Une décision courte et nette a été rendue il y a 10 jours par le Conseil Constitutionnel à propos de l’état d’urgence et des règles afférentes aux perquisitions administratives.
Tout juriste devrait lire cette décision pour comprendre comment fonctionne notre démocratie dans le cadre de l’état d’urgence -Décision n° 2016-567/568 QPC du 23 septembre 2016-.
1)Le C.C rappelle que l’état d’urgence est autorisé et il en donne une définition : L'état d'urgence peut être déclaré, en vertu de l'article 1er de la loi du 3 avril 1955, « soit en cas de péril imminent résultant d'atteintes graves à l'ordre public, soit en cas d'événements présentant, par leur nature et leur gravité, le caractère de calamité publique ».
Rappelons que a) l’état d’urgence peut porter atteinte aux libertés fondamentales mais b) proportionnellement au but poursuivi qui est la sauvegarde de l’ordre public ou de la Nation. Un équilibre doit être trouvé par la mise en place de « garanties » limitant les possibilités de porter atteinte aux libertés fondamentales.

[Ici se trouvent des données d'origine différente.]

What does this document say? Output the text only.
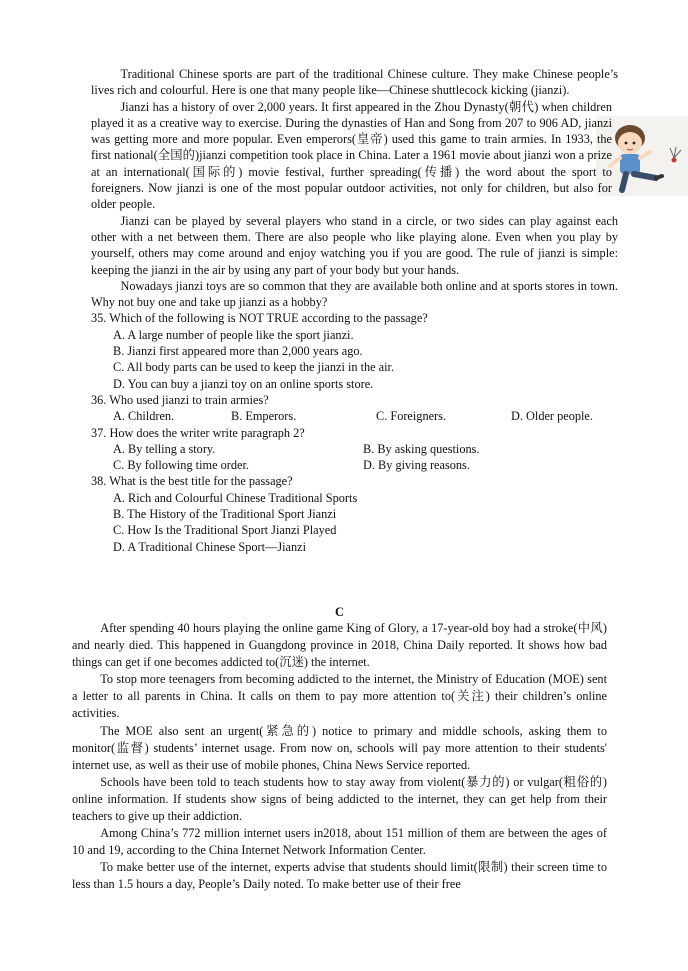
Traditional Chinese sports are part of the traditional Chinese culture. They make Chinese people’s lives rich and colourful. Here is one that many people like—Chinese shuttlecock kicking (jianzi).

Jianzi has a history of over 2,000 years. It first appeared in the Zhou Dynasty(朝代) when children played it as a creative way to exercise. During the dynasties of Han and Song from 207 to 906 AD, jianzi was getting more and more popular. Even emperors(皇帝) used this game to train armies. In 1933, the first national(全国的)jianzi competition took place in China. Later a 1961 movie about jianzi won a prize at an international(国际的) movie festival, further spreading(传播) the word about the sport to foreigners. Now jianzi is one of the most popular outdoor activities, not only for children, but also for older people.

Jianzi can be played by several players who stand in a circle, or two sides can play against each other with a net between them. There are also people who like playing alone. Even when you play by yourself, others may come around and enjoy watching you if you are good. The rule of jianzi is simple: keeping the jianzi in the air by using any part of your body but your hands.

Nowadays jianzi toys are so common that they are available both online and at sports stores in town. Why not buy one and take up jianzi as a hobby?

35. Which of the following is NOT TRUE according to the passage?

A. A large number of people like the sport jianzi.

B. Jianzi first appeared more than 2,000 years ago.

C. All body parts can be used to keep the jianzi in the air.

D. You can buy a jianzi toy on an online sports store.

36. Who used jianzi to train armies?

A. Children.	B. Emperors.	C. Foreigners.	D. Older people.

37. How does the writer write paragraph 2?

A. By telling a story.	B. By asking questions.
C. By following time order.	D. By giving reasons.

38. What is the best title for the passage?

A. Rich and Colourful Chinese Traditional Sports

B. The History of the Traditional Sport Jianzi

C. How Is the Traditional Sport Jianzi Played

D. A Traditional Chinese Sport—Jianzi

C

After spending 40 hours playing the online game King of Glory, a 17-year-old boy had a stroke(中风) and nearly died. This happened in Guangdong province in 2018, China Daily reported. It shows how bad things can get if one becomes addicted to(沉迷) the internet.

To stop more teenagers from becoming addicted to the internet, the Ministry of Education (MOE) sent a letter to all parents in China. It calls on them to pay more attention to(关注) their children’s online activities.

The MOE also sent an urgent(紧急的) notice to primary and middle schools, asking them to monitor(监督) students’ internet usage. From now on, schools will pay more attention to their students' internet use, as well as their use of mobile phones, China News Service reported.

Schools have been told to teach students how to stay away from violent(暴力的) or vulgar(粗俗的) online information. If students show signs of being addicted to the internet, they can get help from their teachers to give up their addiction.

Among China’s 772 million internet users in2018, about 151 million of them are between the ages of 10 and 19, according to the China Internet Network Information Center.

To make better use of the internet, experts advise that students should limit(限制) their screen time to less than 1.5 hours a day, People’s Daily noted. To make better use of their free
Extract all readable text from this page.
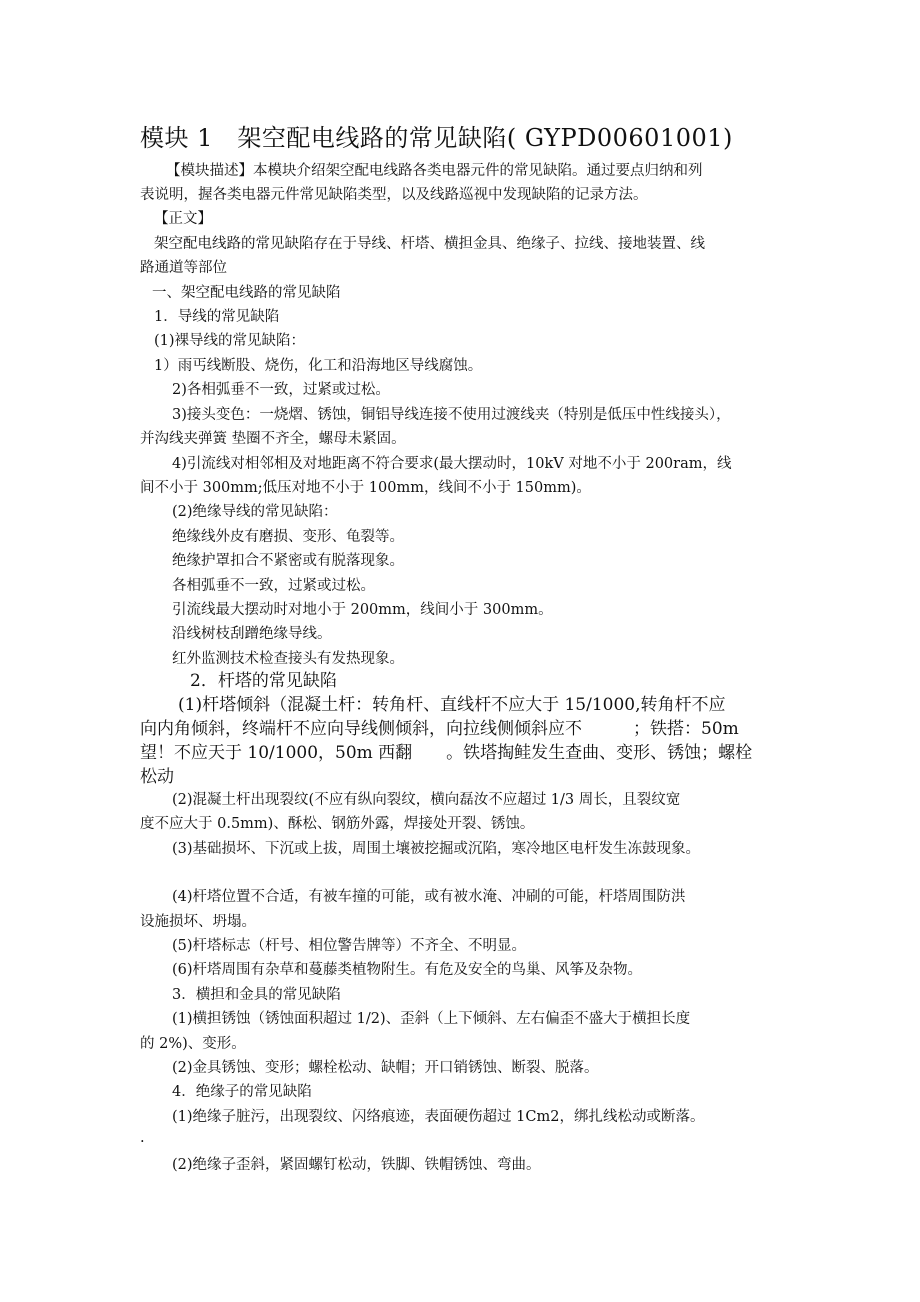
模块 1　架空配电线路的常见缺陷( GYPD00601001)

【模块描述】本模块介绍架空配电线路各类电器元件的常见缺陷。通过要点归纳和列

表说明，握各类电器元件常见缺陷类型，以及线路巡视中发现缺陷的记录方法。

【正文】

架空配电线路的常见缺陷存在于导线、杆塔、横担金具、绝缘子、拉线、接地装置、线

路通道等部位

一、架空配电线路的常见缺陷

1．导线的常见缺陷

(1)裸导线的常见缺陷：

1）雨丐线断股、烧伤，化工和沿海地区导线腐蚀。

2)各相弧垂不一致，过紧或过松。

3)接头变色：一烧熠、锈蚀，铜铝导线连接不使用过渡线夹（特别是低压中性线接头），

并沟线夹弹簧 垫圈不齐全，螺母未紧固。

4)引流线对相邻相及对地距离不符合要求(最大摆动时，10kV 对地不小于 200ram，线

间不小于 300mm;低压对地不小于 100mm，线间不小于 150mm)。

(2)绝缘导线的常见缺陷：

绝缘线外皮有磨损、变形、龟裂等。

绝缘护罩扣合不紧密或有脱落现象。

各相弧垂不一致，过紧或过松。

引流线最大摆动时对地小于 200mm，线间小于 300mm。

沿线树枝刮蹭绝缘导线。

红外监测技术检查接头有发热现象。

2．杆塔的常见缺陷

(1)杆塔倾斜（混凝土杆：转角杆、直线杆不应大于 15/1000,转角杆不应

向内角倾斜，终端杆不应向导线侧倾斜，向拉线侧倾斜应不　　　；铁搭：50m

望！不应天于 10/1000，50m 西翻　　。铁塔掏鲑发生查曲、变形、锈蚀；螺栓

松动

(2)混凝土杆出现裂纹(不应有纵向裂纹，横向磊汝不应超过 1/3 周长，且裂纹宽

度不应大于 0.5mm)、酥松、钢筋外露，焊接处开裂、锈蚀。

(3)基础损坏、下沉或上拔，周围土壤被挖掘或沉陷，寒冷地区电杆发生冻鼓现象。

(4)杆塔位置不合适，有被车撞的可能，或有被水淹、冲刷的可能，杆塔周围防洪

设施损坏、坍塌。

(5)杆塔标志（杆号、相位警告牌等）不齐全、不明显。

(6)杆塔周围有杂草和蔓藤类植物附生。有危及安全的鸟巢、风筝及杂物。

3．横担和金具的常见缺陷

(1)横担锈蚀（锈蚀面积超过 1/2)、歪斜（上下倾斜、左右偏歪不盛大于横担长度

的 2%)、变形。

(2)金具锈蚀、变形；螺栓松动、缺帽；开口销锈蚀、断裂、脱落。

4．绝缘子的常见缺陷

(1)绝缘子脏污，出现裂纹、闪络痕迹，表面硬伤超过 1Cm2，绑扎线松动或断落。

.

(2)绝缘子歪斜，紧固螺钉松动，铁脚、铁帽锈蚀、弯曲。
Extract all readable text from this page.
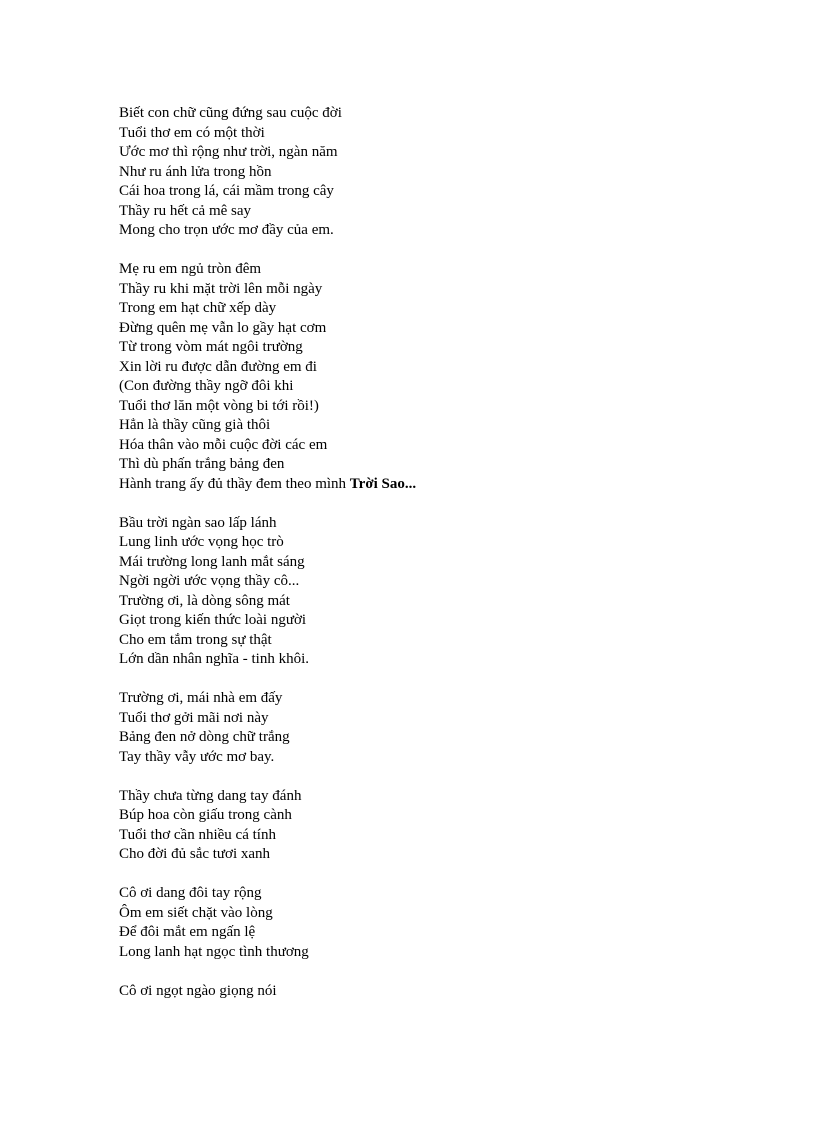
Biết con chữ cũng đứng sau cuộc đời
Tuổi thơ em có một thời
Ước mơ thì rộng như trời, ngàn năm
Như ru ánh lửa trong hồn
Cái hoa trong lá, cái mầm trong cây
Thầy ru hết cả mê say
Mong cho trọn ước mơ đầy của em.
Mẹ ru em ngủ tròn đêm
Thầy ru khi mặt trời lên mỗi ngày
Trong em hạt chữ xếp dày
Đừng quên mẹ vẫn lo gầy hạt cơm
Từ trong vòm mát ngôi trường
Xin lời ru được dẫn đường em đi
(Con đường thầy ngỡ đôi khi
Tuổi thơ lăn một vòng bi tới rồi!)
Hẳn là thầy cũng già thôi
Hóa thân vào mỗi cuộc đời các em
Thì dù phấn trắng bảng đen
Hành trang ấy đủ thầy đem theo mình Trời Sao...
Bầu trời ngàn sao lấp lánh
Lung linh ước vọng học trò
Mái trường long lanh mắt sáng
Ngời ngời ước vọng thầy cô...
Trường ơi, là dòng sông mát
Giọt trong kiến thức loài người
Cho em tắm trong sự thật
Lớn dần nhân nghĩa - tinh khôi.
Trường ơi, mái nhà em đấy
Tuổi thơ gởi mãi nơi này
Bảng đen nở dòng chữ trắng
Tay thầy vẫy ước mơ bay.
Thầy chưa từng dang tay đánh
Búp hoa còn giấu trong cành
Tuổi thơ cần nhiều cá tính
Cho đời đủ sắc tươi xanh
Cô ơi dang đôi tay rộng
Ôm em siết chặt vào lòng
Để đôi mắt em ngấn lệ
Long lanh hạt ngọc tình thương
Cô ơi ngọt ngào giọng nói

2) Notre loi d’état d’urgence n’offre aucune « garantie » (« garanties » est un terme utilisé par les juges du Conseil Constitutionnel), c’est pourquoi les dispositions de la loi sur les perquisitions ont été censurées ce 23 septembre 2016. En effet les autorités pouvaient perquisitionnées un domicile de n’importe quelle personne sans aucune justification ce qui est un acte grave puisque le C.C rappelle que l’inviolabilité du domicile est protégée par l’article 2 de DDHC (L’article 2 est un des articles les plus importants puisqu’il fait références aux 4 droits imprescriptibles de l’Homme).
3) Les garanties envisagées équivalent à demander préalablement au juge administratif une autorisation justifiée par la nécessité d’intervenir pour prévenir le trouble à l’ordre public.
C’est déjà le sens des garanties que le législateur a ordonné pour l’exploitation des données personnelles.
4) Il s’ensuit que le juge administratif a un rôle majeur dans le cadre de l’état d’urgence car c’est par lui que toutes les demandes préalables passeront. Il devra juger de la nécessité par l’examen des motifs de la mise en œuvre des mesures de l’état d’urgence. Il sera en quelque sorte « le filtre de la mise en œuvre de l’état d’urgence» (proposition de formule).
Il semble que ces « garanties » devront être étendues à toutes les mesures de l’état d’urgence.
5) Conclusion : Un état d’urgence ? Oui, mais « un état d’urgence sous garanties ».
Des actions portant atteinte aux libertés ? Oui, mais des actions motivées.
Motivées auprès de qui et par quoi ? Auprès du juge administratif filtrant la mise en œuvre de l’état d’urgence par le contrôle des éléments prouvant la nécessité de prévenir le trouble à l’ordre public.
D’un point de vue pratique l’avocat devra se demander si a) le juge administratif a été préalablement saisi et b) s’il a exercé un contrôle des motifs démontrant une menace à l’ordre public.